結核を予防できる酵素が発見されたそうです

結核というと、日本においてはかなり昔に流行った病気という認識の方が多いのではないかと思いますが、現在でも国内で毎年2,000人前後、世界では約150万人が死に至る大変重い病気です。
世界の人口の約3分の1は、結核細菌に感染していると言われ、ほとんどの感染者は症状が出ていませんが、HIVに感染した人々が、それをきっかけに結核を発症して死に至るというのが、HIVによる死因の第1位となるほど、致死性の高い病気なんです。
その結核に対しては多くの治療法、予防法が開発されておりますが、この度新たな予防法として酵素を用いた免疫の仕組みが見つかったそうです。

サウスウェスタン大学医療センターの研究者による研究で、ある酵素が結核菌を検出する方法を特定したとのこと。
その酵素の名前は「サイクリックGMP-AMPシンターゼ」。
(シンターゼとは、物質の合成反応を触媒する酵素のことです)
マウスによる実験では、結核に感染したマウスのうち、この酵素を欠損したマウスは通常のマウスよりもはるかに早く結核を発症したそうで、この酵素を持つマウスは体内で結核菌が発見され自己免疫機能によって結核の発症が抑え込まれていることを示唆しています。
この研究の筆頭研究者であるマイケル·シロ博士は、「この結果に基づいて、我々は「サイクリックGMP-AMPシンターゼ」の活性を調節する治療が、結核に対する新たな治療法へのアプローチであると信じています。したがって、病原体を停止する経路を特定することは極めて重要である」と述べています。

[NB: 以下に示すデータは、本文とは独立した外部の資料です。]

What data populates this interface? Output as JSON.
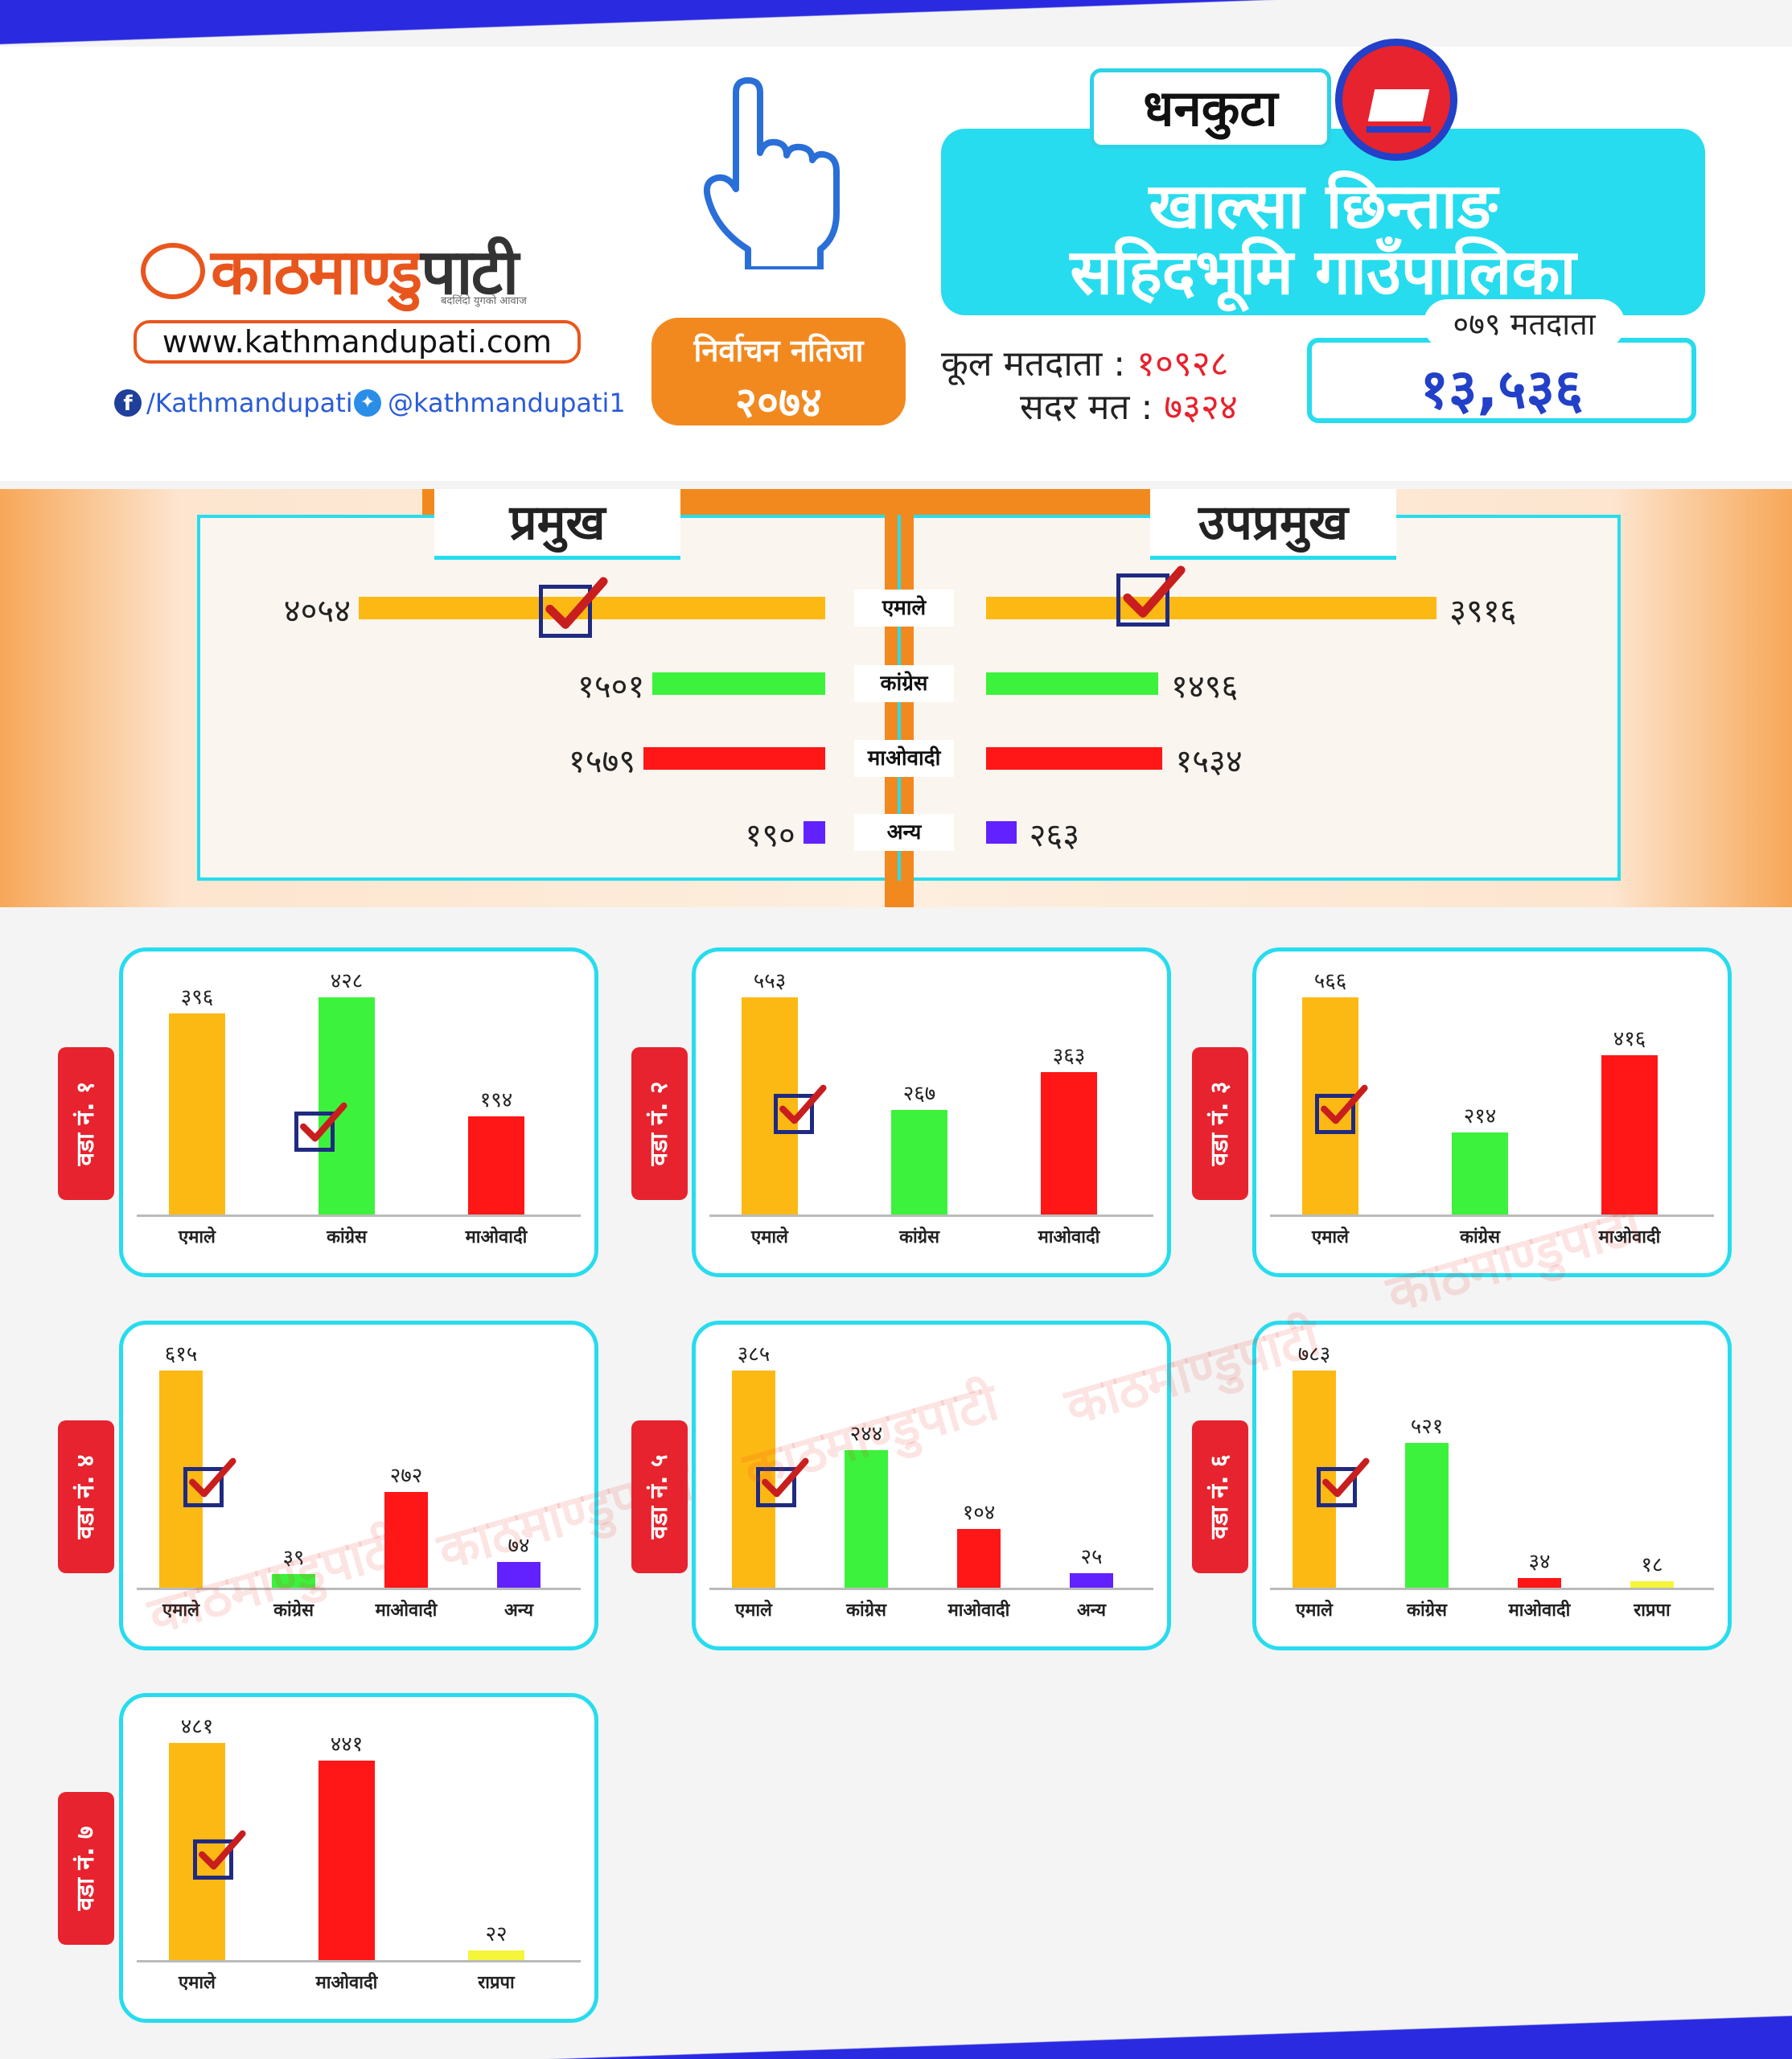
{
  "header": {
    "logo_main": "काठमाण्डु",
    "logo_pati": "पाटी",
    "logo_tagline": "बदलिंदो युगको आवाज",
    "website": "www.kathmandupati.com",
    "facebook": "/Kathmandupati",
    "twitter": "@kathmandupati1",
    "result_line1": "निर्वाचन नतिजा",
    "result_line2": "२०७४",
    "district": "धनकुटा",
    "title_line1": "खाल्सा छिन्ताङ",
    "title_line2": "सहिदभूमि गाउँपालिका",
    "total_voters_label": "कूल मतदाता :",
    "total_voters_value": "१०९२८",
    "valid_votes_label": "सदर मत :",
    "valid_votes_value": "७३२४",
    "voters079_label": "०७९ मतदाता",
    "voters079_value": "१३,५३६"
  },
  "colors": {
    "UML": "#fdb913",
    "Congress": "#3cf23c",
    "Maoist": "#ff1616",
    "Other": "#6222ff",
    "RPP": "#f5f53a",
    "accent": "#27dcee",
    "orange": "#f2891f"
  },
  "chart_data": [
    {
      "type": "bar",
      "orientation": "horizontal",
      "title": "प्रमुख",
      "categories": [
        "एमाले",
        "कांग्रेस",
        "माओवादी",
        "अन्य"
      ],
      "values": [
        4054,
        1501,
        1579,
        190
      ],
      "value_labels": [
        "४०५४",
        "१५०१",
        "१५७९",
        "१९०"
      ],
      "winner": "एमाले"
    },
    {
      "type": "bar",
      "orientation": "horizontal",
      "title": "उपप्रमुख",
      "categories": [
        "एमाले",
        "कांग्रेस",
        "माओवादी",
        "अन्य"
      ],
      "values": [
        3916,
        1496,
        1534,
        263
      ],
      "value_labels": [
        "३९१६",
        "१४९६",
        "१५३४",
        "२६३"
      ],
      "winner": "एमाले"
    },
    {
      "type": "bar",
      "ward": "वडा नं. १",
      "categories": [
        "एमाले",
        "कांग्रेस",
        "माओवादी"
      ],
      "values": [
        396,
        428,
        194
      ],
      "value_labels": [
        "३९६",
        "४२८",
        "१९४"
      ],
      "winner": "कांग्रेस"
    },
    {
      "type": "bar",
      "ward": "वडा नं. २",
      "categories": [
        "एमाले",
        "कांग्रेस",
        "माओवादी"
      ],
      "values": [
        553,
        267,
        363
      ],
      "value_labels": [
        "५५३",
        "२६७",
        "३६३"
      ],
      "winner": "एमाले"
    },
    {
      "type": "bar",
      "ward": "वडा नं. ३",
      "categories": [
        "एमाले",
        "कांग्रेस",
        "माओवादी"
      ],
      "values": [
        566,
        214,
        416
      ],
      "value_labels": [
        "५६६",
        "२१४",
        "४१६"
      ],
      "winner": "एमाले"
    },
    {
      "type": "bar",
      "ward": "वडा नं. ४",
      "categories": [
        "एमाले",
        "कांग्रेस",
        "माओवादी",
        "अन्य"
      ],
      "values": [
        615,
        39,
        272,
        74
      ],
      "value_labels": [
        "६१५",
        "३९",
        "२७२",
        "७४"
      ],
      "winner": "एमाले"
    },
    {
      "type": "bar",
      "ward": "वडा नं. ५",
      "categories": [
        "एमाले",
        "कांग्रेस",
        "माओवादी",
        "अन्य"
      ],
      "values": [
        385,
        244,
        104,
        25
      ],
      "value_labels": [
        "३८५",
        "२४४",
        "१०४",
        "२५"
      ],
      "winner": "एमाले"
    },
    {
      "type": "bar",
      "ward": "वडा नं. ६",
      "categories": [
        "एमाले",
        "कांग्रेस",
        "माओवादी",
        "राप्रपा"
      ],
      "values": [
        783,
        521,
        34,
        18
      ],
      "value_labels": [
        "७८३",
        "५२१",
        "३४",
        "१८"
      ],
      "winner": "एमाले"
    },
    {
      "type": "bar",
      "ward": "वडा नं. ७",
      "categories": [
        "एमाले",
        "माओवादी",
        "राप्रपा"
      ],
      "values": [
        481,
        441,
        22
      ],
      "value_labels": [
        "४८१",
        "४४१",
        "२२"
      ],
      "winner": "एमाले"
    }
  ]
}
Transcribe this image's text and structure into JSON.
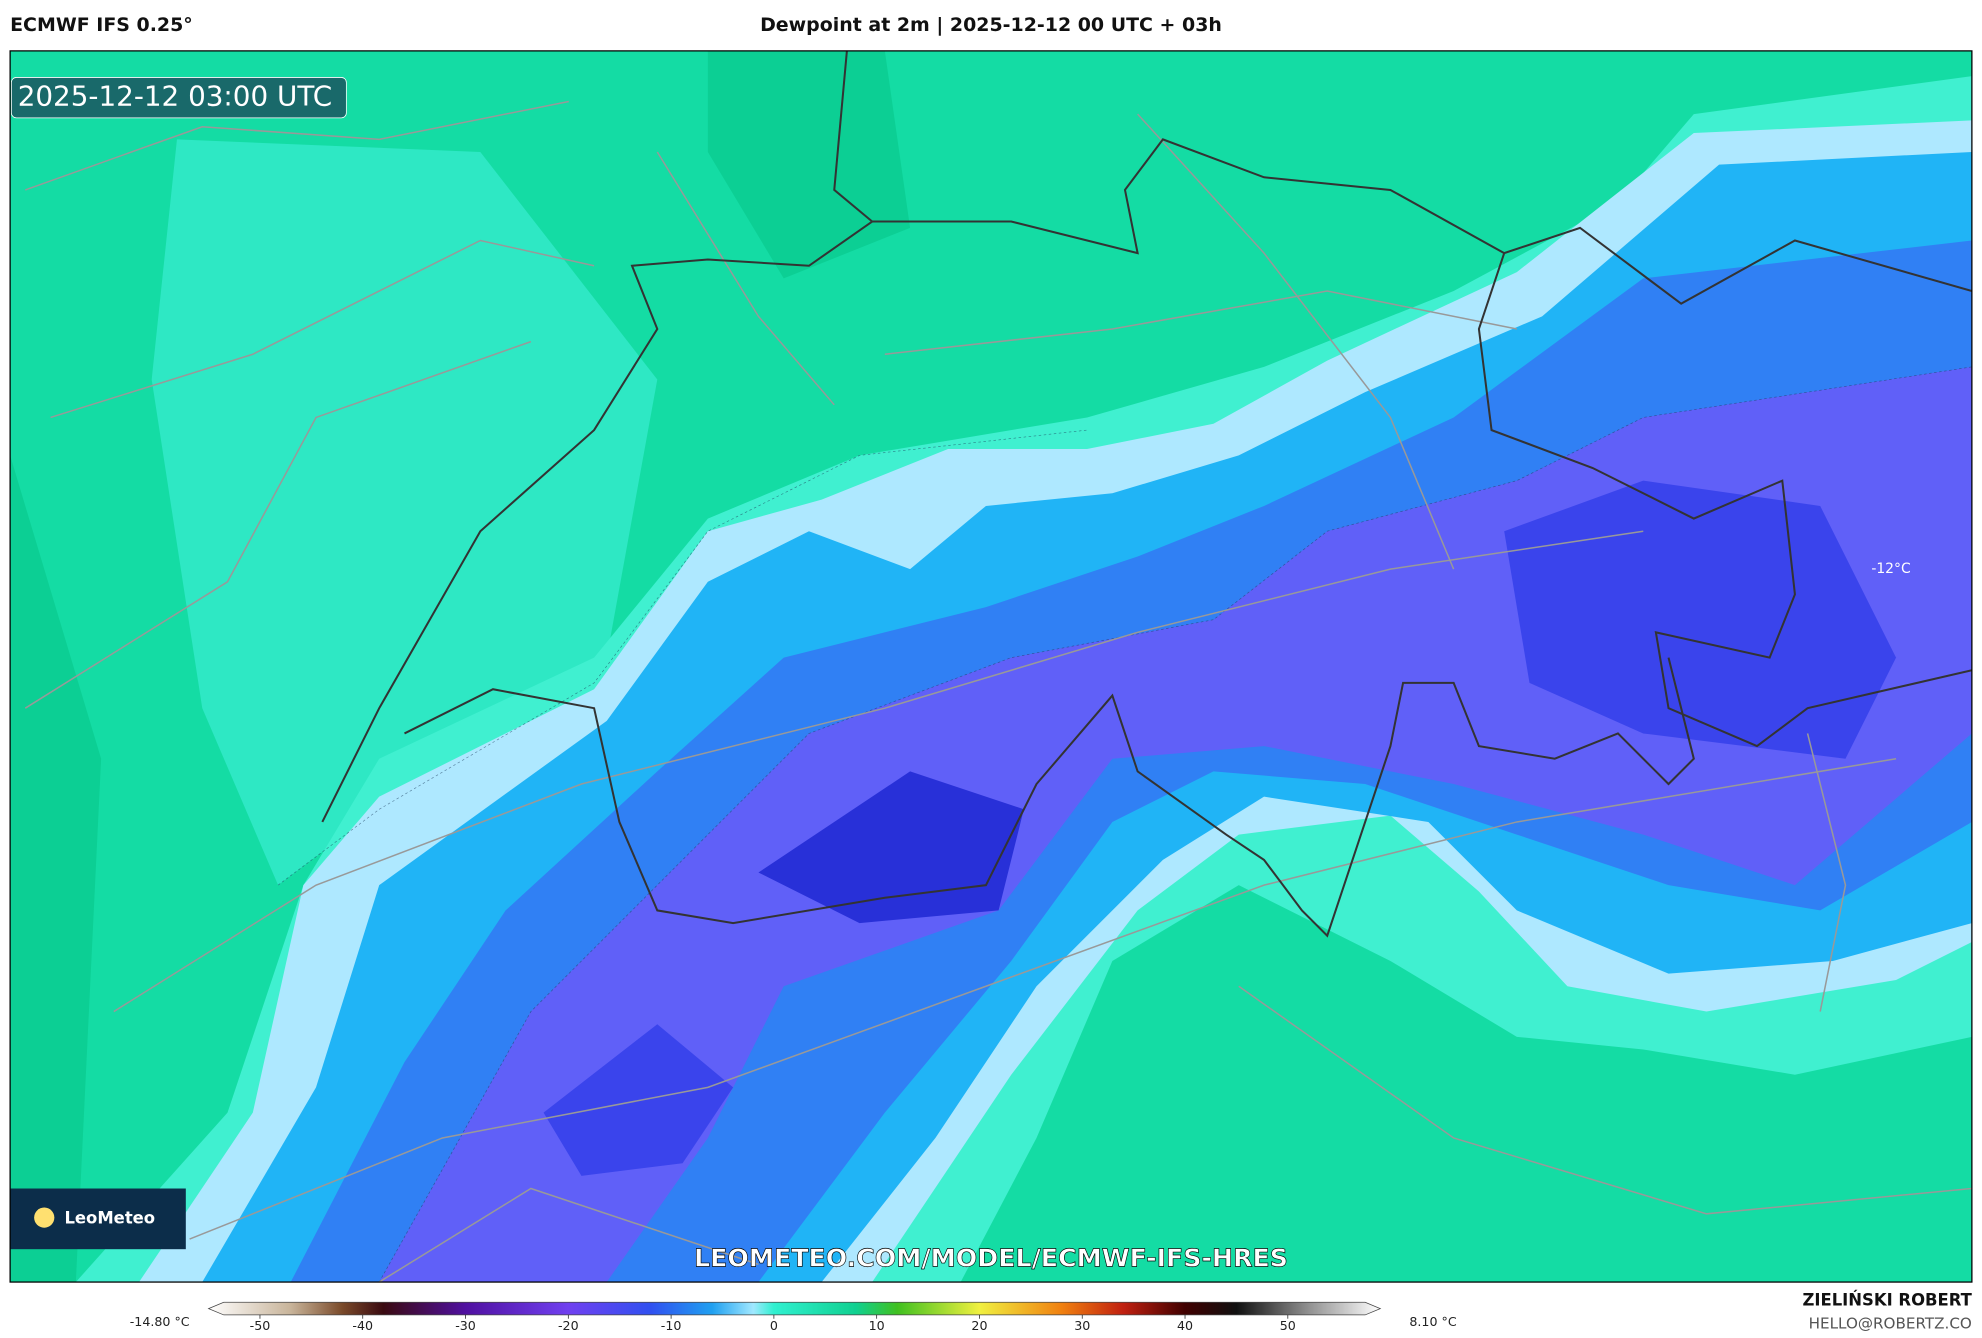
{
  "header": {
    "model": "ECMWF IFS 0.25°",
    "title": "Dewpoint at 2m | 2025-12-12 00 UTC + 03h"
  },
  "map": {
    "valid_time": "2025-12-12 03:00 UTC",
    "contour_label": "-12°C",
    "logo": "LeoMeteo",
    "url": "LEOMETEO.COM/MODEL/ECMWF-IFS-HRES"
  },
  "colorbar": {
    "min_label": "-14.80 °C",
    "max_label": "8.10 °C",
    "lim": [
      -55,
      59
    ],
    "ticks": [
      -50,
      -40,
      -30,
      -20,
      -10,
      0,
      10,
      20,
      30,
      40,
      50
    ],
    "stops": [
      {
        "value": -55,
        "color": "#ffffff"
      },
      {
        "value": -47,
        "color": "#c8b49a"
      },
      {
        "value": -42,
        "color": "#7a4a2a"
      },
      {
        "value": -38,
        "color": "#3a0a10"
      },
      {
        "value": -30,
        "color": "#5010a0"
      },
      {
        "value": -20,
        "color": "#7040f0"
      },
      {
        "value": -12,
        "color": "#3050f0"
      },
      {
        "value": -6,
        "color": "#20a0f0"
      },
      {
        "value": -2,
        "color": "#a0e8ff"
      },
      {
        "value": 0,
        "color": "#30f0d0"
      },
      {
        "value": 8,
        "color": "#10d090"
      },
      {
        "value": 12,
        "color": "#40c020"
      },
      {
        "value": 20,
        "color": "#f0f040"
      },
      {
        "value": 28,
        "color": "#f08010"
      },
      {
        "value": 34,
        "color": "#c02010"
      },
      {
        "value": 40,
        "color": "#400000"
      },
      {
        "value": 45,
        "color": "#101010"
      },
      {
        "value": 52,
        "color": "#909090"
      },
      {
        "value": 59,
        "color": "#ffffff"
      }
    ]
  },
  "footer": {
    "author": "ZIELIŃSKI ROBERT",
    "email": "HELLO@ROBERTZ.CO"
  }
}
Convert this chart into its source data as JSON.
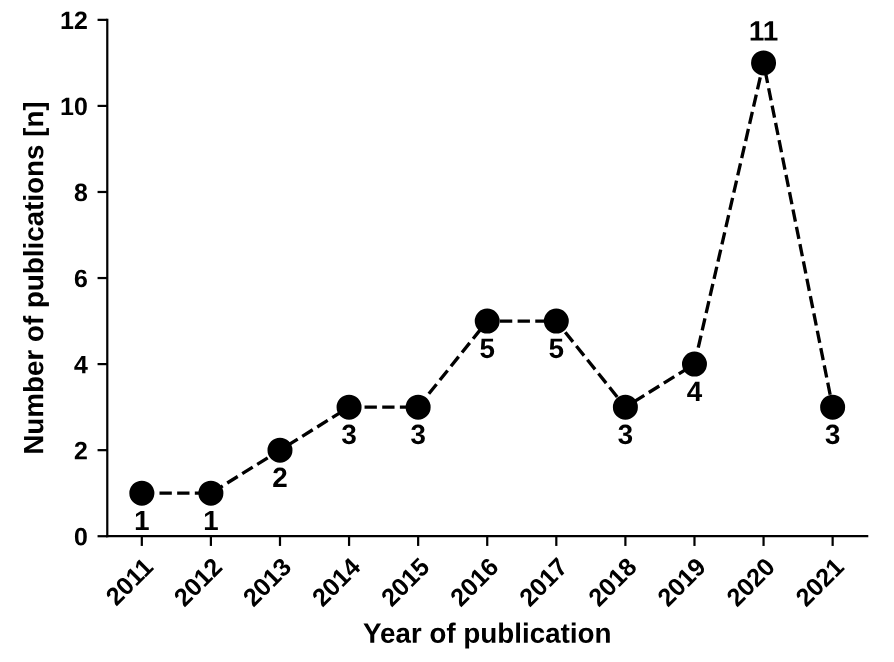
{
  "chart_data": {
    "type": "line",
    "xlabel": "Year of publication",
    "ylabel": "Number of publications [n]",
    "categories": [
      "2011",
      "2012",
      "2013",
      "2014",
      "2015",
      "2016",
      "2017",
      "2018",
      "2019",
      "2020",
      "2021"
    ],
    "values": [
      1,
      1,
      2,
      3,
      3,
      5,
      5,
      3,
      4,
      11,
      3
    ],
    "color": "#000000",
    "marker": "circle",
    "line_style": "dashed",
    "data_labels": true,
    "ylim": [
      0,
      12
    ],
    "yticks": [
      0,
      2,
      4,
      6,
      8,
      10,
      12
    ],
    "grid": false,
    "legend": false
  }
}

サイクリックGMP-AMPシンターゼが結核菌を検出して、その増殖を阻止する仕組みは、以下の通り。

  1. まず、サイクリックGMP-AMP(cGAMP)と呼ばれる細胞内情報伝達物質が産生される。
  2. 次にこのcGAMPが細胞間をシグナル伝達していく流れが開始される。
  3. 結核菌に対し異物に対抗する反応であるインターフェロンとサイトカインの産生を促す。
  4. 異物を排除する自食作用の活性化を引き起こす。

サイクリックGMP-AMPシンターゼが結核菌を検出する機能を応用することで、結核ワクチンの効果を早期に、より効率的に作用させることが出来る補助薬としても利用できる可能性があるそうなので、早く実用化されることを望みます。
近い将来、多くの人がサイクリックGMP-AMPシンターゼを含む酵素飲料を毎日摂取することで世界から結核を発症してしまう人がいなくなり、結核が本当の意味で過去の病気になる日が早く来るといいですね。